The Rev. Wendell Anthony, president of the Detroit NAACP, further praised White's selection.

"Chief White comes at a time when policing is under scrutiny," he said. "We can have safety and security at the same time ... that's one of the things I love about James White: he has a background in mental health; he's demonstrated himself to be transparent. That's how you build trust."

A City Charter revision adopted in 2012 requires the Board of Police Commissioners to "conduct a professional search with a reputable and qualified executive search firm or other equally qualified entity to identify candidates for Chief of Police."

The board in May awarded a $69,000 contract to Troy-based T.J. Adams and Associates, to conduct a nationwide search to replace Craig, who is expected to announce that he will run as a Republican to challenge Democratic Gov.

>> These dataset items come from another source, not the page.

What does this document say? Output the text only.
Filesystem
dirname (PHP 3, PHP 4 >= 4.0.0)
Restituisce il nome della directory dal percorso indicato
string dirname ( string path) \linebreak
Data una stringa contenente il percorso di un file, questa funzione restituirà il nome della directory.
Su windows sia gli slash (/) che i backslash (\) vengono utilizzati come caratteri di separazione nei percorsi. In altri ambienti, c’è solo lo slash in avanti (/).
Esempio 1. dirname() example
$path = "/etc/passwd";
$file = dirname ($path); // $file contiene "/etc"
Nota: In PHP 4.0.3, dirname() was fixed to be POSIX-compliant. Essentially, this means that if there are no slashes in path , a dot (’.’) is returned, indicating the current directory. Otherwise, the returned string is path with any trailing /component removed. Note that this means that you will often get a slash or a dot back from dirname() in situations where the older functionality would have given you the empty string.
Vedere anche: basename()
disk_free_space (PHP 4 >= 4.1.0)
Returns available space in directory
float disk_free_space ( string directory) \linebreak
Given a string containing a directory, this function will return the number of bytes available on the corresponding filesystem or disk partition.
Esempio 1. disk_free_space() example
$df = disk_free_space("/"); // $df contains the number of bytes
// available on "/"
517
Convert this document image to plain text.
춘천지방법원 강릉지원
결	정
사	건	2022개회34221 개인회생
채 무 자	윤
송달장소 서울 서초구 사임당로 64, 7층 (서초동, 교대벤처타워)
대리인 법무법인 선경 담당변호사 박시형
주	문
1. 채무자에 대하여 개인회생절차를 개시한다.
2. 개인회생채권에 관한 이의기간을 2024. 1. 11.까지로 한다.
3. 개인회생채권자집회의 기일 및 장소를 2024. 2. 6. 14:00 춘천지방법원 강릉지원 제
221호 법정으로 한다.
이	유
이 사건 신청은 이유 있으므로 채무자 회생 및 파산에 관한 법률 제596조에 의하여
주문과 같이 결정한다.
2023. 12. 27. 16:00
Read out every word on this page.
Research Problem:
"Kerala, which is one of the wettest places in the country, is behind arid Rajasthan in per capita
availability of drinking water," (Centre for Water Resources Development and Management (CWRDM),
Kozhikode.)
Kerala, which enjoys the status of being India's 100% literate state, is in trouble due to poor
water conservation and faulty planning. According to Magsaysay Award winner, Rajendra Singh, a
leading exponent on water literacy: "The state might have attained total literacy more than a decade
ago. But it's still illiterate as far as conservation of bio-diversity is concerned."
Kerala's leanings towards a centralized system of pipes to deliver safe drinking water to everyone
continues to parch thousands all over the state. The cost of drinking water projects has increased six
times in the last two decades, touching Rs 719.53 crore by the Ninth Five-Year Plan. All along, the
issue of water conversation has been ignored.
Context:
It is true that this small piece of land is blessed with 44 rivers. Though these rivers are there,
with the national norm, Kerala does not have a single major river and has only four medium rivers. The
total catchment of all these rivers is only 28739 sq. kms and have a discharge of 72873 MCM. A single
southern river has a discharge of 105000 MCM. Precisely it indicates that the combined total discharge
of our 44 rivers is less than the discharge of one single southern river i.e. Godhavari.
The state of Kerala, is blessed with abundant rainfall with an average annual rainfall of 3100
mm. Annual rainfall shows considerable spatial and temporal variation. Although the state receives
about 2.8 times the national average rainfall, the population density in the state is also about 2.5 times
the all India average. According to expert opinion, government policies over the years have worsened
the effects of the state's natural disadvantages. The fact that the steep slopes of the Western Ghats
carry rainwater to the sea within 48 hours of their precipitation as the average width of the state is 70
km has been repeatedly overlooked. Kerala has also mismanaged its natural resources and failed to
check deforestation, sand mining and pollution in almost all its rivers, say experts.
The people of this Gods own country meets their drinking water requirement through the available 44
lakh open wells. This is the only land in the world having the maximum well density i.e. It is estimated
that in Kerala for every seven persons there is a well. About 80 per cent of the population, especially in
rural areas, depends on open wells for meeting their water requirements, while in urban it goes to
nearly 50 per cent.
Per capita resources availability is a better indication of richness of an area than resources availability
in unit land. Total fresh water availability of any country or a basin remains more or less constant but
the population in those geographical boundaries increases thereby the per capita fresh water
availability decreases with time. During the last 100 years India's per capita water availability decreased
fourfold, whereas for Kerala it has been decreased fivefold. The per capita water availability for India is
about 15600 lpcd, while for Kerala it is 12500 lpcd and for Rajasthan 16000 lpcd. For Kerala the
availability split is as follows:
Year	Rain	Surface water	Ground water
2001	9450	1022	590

Gretchen Whitmer in next year's election.

Craig served as chief for seven years, 10 months — the second-longest tenure since the 1974 City Charter mandated the police department be headed by a uniformed chief instead of a civilian police commissioner, which had been the system since 1901.

The second chief under the new system, William Hart, served the longest, 14 years and five months, before resigning after he was convicted of embezzlement.